I’ve always been full of energy. Not the full of energy also knows as always sunshine and rainbows, but more of the let’s do everything one can possibly do on planet earth full of energy. The “when the fuck did you have time to do that?” kind of full of energy.
Being energised and on the way to pursuit another task or interest has grown to be a part of my identity – both to myself and others. It’s most definitely one of the stories I subconsciously tell myself on a daily basis.
Feeling like this is absolutely great. Energy transforms into passion and interest. It’s the foundation for just about everything and I strongly believe that the initial momentum required to start any process is energy in its purest form.
Though, always feeling an energetic urge certainly has its downfalls. It leaves one always feeling like there is more to be done, and limits the feeling of joy when something is accomplished. You’re always looking forward. Always looking ahead. Your eyes are set on what has to be done.
But yes! Energy. I’m full of it. What happens when you’re full of energy? You keep on going. And going.

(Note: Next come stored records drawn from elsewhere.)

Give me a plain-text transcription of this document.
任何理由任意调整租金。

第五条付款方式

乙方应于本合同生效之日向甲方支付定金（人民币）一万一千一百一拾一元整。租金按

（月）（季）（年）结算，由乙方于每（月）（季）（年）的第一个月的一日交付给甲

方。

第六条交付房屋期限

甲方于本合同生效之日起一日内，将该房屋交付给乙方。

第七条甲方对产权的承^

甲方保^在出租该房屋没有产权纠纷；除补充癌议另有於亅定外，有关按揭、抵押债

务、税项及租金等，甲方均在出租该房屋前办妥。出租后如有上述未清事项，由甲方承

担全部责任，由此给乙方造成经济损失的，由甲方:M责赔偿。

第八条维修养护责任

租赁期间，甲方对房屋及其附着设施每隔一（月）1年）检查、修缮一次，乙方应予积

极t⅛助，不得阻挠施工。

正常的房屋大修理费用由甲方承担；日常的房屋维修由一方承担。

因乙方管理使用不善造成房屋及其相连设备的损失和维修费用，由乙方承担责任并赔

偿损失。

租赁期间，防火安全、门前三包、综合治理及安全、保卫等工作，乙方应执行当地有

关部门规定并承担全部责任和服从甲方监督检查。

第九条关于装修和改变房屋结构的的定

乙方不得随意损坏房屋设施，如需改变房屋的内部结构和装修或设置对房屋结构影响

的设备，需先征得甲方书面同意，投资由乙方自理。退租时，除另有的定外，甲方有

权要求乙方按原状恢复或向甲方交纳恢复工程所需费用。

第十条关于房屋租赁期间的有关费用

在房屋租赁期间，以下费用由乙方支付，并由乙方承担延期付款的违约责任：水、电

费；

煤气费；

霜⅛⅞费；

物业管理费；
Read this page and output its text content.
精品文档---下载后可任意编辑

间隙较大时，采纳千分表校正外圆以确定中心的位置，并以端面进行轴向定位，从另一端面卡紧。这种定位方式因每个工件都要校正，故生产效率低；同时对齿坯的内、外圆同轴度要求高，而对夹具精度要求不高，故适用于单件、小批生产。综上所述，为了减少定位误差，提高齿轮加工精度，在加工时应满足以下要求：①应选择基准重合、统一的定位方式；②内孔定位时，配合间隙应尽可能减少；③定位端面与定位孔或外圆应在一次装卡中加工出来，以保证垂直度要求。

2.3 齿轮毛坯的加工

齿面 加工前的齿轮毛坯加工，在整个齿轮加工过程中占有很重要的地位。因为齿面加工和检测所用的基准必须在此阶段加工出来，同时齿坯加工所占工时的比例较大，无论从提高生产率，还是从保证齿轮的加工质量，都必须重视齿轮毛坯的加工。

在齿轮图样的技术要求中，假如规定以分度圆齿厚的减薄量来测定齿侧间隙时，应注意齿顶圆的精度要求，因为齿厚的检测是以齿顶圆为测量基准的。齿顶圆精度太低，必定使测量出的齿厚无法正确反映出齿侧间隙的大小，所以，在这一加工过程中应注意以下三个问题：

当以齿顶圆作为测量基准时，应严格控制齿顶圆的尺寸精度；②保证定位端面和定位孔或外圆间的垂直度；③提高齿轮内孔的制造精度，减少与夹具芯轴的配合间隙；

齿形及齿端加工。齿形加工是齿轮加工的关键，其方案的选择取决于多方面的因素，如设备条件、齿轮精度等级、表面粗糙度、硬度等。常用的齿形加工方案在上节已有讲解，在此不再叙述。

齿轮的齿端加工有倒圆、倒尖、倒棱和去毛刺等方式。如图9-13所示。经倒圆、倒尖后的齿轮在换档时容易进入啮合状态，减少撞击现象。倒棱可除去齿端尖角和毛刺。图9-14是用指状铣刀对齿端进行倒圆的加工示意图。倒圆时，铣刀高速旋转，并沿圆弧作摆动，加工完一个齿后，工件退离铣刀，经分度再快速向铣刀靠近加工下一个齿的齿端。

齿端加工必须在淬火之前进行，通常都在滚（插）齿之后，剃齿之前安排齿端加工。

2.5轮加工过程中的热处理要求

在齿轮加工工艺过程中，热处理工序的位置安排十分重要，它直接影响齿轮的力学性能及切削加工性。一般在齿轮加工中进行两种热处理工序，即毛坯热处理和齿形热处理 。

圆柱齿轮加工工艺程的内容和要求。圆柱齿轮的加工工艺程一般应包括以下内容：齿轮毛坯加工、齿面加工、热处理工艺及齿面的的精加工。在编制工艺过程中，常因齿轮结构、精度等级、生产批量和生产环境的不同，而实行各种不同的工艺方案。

And going. And going. And going…. […]. And going (remember the thing about always having your eyes set on what has to be done?). Then, when you’re all busy going (and going, and going), this happens.
All of sudden you’re stuck on the side of the mountain of energy with nothing but a tiny tiny rope. Not the kind of nice elvish rope that Sam and Frodo got their hands on, but the kind of nasty rope that’s somewhat torn apart and has this funky smell that just won’t go away.
As you don’t want to fall down into the pit of being burned out, this is when you become somewhat more careful. You really don’t want to break the rope under any circumstances, and the rope is fragile as fuck.
This is when you have to start to realise that some of the things you’re currently doing in life probably doesn’t mean shit for you (and that’s a good thing to realise!). You cut any strings to these commitments. You get some well-deserved rest. You start to prioritise your physical and mental health once again. Slowly and steadily you’re getting back on track.
This summarises my last few weeks.
Never ever have I experienced what it feels like to be totally out of energy. It’s been a trip into the wonderland of nothingness that has been tremendously alarming and fascinating at the same time. I now have a better understanding for my own limits, but also a greater understanding for how other people feel when they express their lack of energy (which I really, really, haven’t been able to before). But most importantly, I know for sure where I don’t want to end up (the slow death of having no energy).
The coming weeks are dedicated to nothing but energising activities and expressions of happiness, gratitude and love. I’ll most definitely spend oh so many hours practicing Jiu-Jitsu, programming and hanging out with the people closest to me.